Half Marathon Trainers

1

First Half Marathon (Read 18 times)

    I believe I am ready to run my first half marathon. I have not signed up for one yet, but I have two selected: one in early June and the other in early September. I'll sign up after the holidays roll around.

     

    I enjoy running, and know this will be a difficult goal to accomplish. I suffered from a back injury over the summer due to rowing, and was finally able to start running again this October. Since then, I've been trying to keep a consistent schedule, and stay between 15 and 20 mpw (however school, work, and illness get in the way from time to time).

     

    I am an injury-prone runner (stress fractures, etc), so I like to focus on lower mpw and cross-training. I live in an area with LOTS of snow, so cross-training in the gym, or some winter sport, is desirable. I have YakTrax and suitable winter clothing; I run outside as long as it's not too dangerous.

     

    I'm hoping to get some advice in how to properly train for this event through out the winter, and how to ramp up my mileage in the spring/summer without pushing myself too quickly, risking injury. Thanks!


    an amazing likeness

      Hi Erica,

       

      First, welcome to RunningAhead and to our Half Marathon Trainers (HMT) group. Thanks for joining us.

       

      Let me reflect back to you what I think was in your message for information:

      1. you restated running in October after some time off due to back injury;

      2. you try to run between 15 - 20 miles/week with some inconsistency in that;

      3. you're interested in running a half marathon in June or October

       

      So here's some pretty simple suggestions without a lot of details -- think of these as 10,000 ft level broad statements:

      a) you have time on your side -- 6 months to June is plenty of time;

      b) 15-20 miles/week is fairly light for running a solid, comfortable half marathon, but a good starting point. Especially if more weeks are 20 than 15 miles;

      c) the best thing now, rather than a training plan would be more miles;

      d) with the winter and your tendency to injury -- the treadmill is your friend. Not only will let you run on bad weather days, it will also help you avoid some common injuries from winter running (hamstring pulls), and it will help you run a steady, SLOW, EASY, pace to let you log more miles.

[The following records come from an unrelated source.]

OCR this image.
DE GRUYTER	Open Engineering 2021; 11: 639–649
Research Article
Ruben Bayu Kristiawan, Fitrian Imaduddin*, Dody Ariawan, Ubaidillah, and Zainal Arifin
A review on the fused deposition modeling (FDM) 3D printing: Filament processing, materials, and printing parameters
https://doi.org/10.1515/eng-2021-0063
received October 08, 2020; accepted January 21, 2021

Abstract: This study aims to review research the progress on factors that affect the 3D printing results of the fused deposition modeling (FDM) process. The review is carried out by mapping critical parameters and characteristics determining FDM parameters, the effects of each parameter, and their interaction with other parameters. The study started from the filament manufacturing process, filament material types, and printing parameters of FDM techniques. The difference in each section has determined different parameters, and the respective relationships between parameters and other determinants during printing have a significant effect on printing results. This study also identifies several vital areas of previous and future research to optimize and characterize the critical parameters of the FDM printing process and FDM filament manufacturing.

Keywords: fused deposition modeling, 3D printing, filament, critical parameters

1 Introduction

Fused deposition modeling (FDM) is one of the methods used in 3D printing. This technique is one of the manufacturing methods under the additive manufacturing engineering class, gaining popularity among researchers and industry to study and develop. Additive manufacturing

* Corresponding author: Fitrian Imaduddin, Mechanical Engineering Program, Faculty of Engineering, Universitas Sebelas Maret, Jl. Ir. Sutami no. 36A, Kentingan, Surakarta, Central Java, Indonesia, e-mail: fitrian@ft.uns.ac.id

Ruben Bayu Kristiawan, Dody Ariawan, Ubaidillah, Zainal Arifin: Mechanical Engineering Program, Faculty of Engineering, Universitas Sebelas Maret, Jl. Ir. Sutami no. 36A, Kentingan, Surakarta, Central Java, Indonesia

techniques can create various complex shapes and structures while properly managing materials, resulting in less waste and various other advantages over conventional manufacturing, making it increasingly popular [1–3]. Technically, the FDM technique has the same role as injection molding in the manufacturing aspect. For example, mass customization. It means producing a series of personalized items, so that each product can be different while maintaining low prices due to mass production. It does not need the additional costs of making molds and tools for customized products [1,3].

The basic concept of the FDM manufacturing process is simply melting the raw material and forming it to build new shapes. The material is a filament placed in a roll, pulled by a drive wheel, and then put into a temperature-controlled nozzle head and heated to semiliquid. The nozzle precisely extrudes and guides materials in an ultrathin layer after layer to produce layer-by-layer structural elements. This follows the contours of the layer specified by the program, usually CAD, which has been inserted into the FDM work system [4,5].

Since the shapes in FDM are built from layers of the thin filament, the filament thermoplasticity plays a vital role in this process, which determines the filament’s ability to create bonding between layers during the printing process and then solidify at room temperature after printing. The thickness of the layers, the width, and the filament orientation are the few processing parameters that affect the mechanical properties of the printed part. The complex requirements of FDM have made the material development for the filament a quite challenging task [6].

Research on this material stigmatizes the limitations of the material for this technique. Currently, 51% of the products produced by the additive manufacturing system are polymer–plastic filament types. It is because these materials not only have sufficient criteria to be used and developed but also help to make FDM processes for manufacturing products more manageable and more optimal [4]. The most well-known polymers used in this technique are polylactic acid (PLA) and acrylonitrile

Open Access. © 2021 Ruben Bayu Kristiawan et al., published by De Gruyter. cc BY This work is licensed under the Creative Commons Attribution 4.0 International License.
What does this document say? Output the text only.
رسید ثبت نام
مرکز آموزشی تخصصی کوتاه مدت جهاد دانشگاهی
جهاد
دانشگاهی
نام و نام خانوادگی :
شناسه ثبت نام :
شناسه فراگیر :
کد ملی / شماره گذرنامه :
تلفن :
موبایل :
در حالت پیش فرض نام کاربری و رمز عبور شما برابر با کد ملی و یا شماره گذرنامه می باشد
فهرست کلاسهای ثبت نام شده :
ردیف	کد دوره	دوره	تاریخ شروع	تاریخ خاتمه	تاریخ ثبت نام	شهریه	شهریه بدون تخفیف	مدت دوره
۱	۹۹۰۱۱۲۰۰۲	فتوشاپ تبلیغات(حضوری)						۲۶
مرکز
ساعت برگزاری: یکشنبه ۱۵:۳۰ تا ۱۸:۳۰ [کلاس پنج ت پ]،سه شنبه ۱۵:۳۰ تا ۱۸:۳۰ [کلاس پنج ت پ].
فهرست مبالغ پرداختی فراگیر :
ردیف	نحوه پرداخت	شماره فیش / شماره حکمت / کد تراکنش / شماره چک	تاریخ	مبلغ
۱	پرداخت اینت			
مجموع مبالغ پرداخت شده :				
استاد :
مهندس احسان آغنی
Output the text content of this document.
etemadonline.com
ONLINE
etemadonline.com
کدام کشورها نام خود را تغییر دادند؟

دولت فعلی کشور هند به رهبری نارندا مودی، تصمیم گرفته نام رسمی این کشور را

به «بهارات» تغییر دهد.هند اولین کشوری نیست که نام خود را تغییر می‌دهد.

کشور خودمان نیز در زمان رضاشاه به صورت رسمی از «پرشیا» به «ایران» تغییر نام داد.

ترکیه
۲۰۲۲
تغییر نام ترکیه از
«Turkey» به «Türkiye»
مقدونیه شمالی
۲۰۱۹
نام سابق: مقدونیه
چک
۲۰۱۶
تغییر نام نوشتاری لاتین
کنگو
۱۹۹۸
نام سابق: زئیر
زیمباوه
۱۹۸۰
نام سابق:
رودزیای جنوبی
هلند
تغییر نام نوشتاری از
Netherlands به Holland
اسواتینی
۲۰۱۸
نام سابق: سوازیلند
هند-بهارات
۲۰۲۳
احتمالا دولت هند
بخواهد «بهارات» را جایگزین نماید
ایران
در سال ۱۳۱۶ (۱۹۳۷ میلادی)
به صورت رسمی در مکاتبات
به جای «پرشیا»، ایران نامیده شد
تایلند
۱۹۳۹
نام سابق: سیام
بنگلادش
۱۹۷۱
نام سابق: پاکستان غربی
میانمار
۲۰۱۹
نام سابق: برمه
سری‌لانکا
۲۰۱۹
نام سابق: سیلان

      e) get your base of miles built, then in April look to one of the 10-12 week training plans.

       

      I'd summarize all this as -- run more miles, run easy miles to build your base and avoid injury, use a treadmill in bad weather to help with those first two, and finally train formerly in April and May for the June half, then run the Oct half as well using the experience you have from your first in June.

       

      Let us know your follow-on questions -- there's a lot of very experienced half marathoners here who are great at sharing advise.

      Acceptable at a dance, invaluable in a shipwreck.

      CanadianMeg


      #RunEveryDay

        Welcome to the group!  I can relate to the challenges of winter running and snow. (Canadian prairie girl here!)

         

        MT gave you some good information so I don't have much to add. Consistency is a big thing. You can't make up for runs you miss and there are no shortcuts so consistency in doing your runs is important. For training plans, I used a Hal Higdon plan for my first half and found it really a good way to start. Smile

        Half Fanatic #9292. 

        Game Admin for RA Running Game 2023.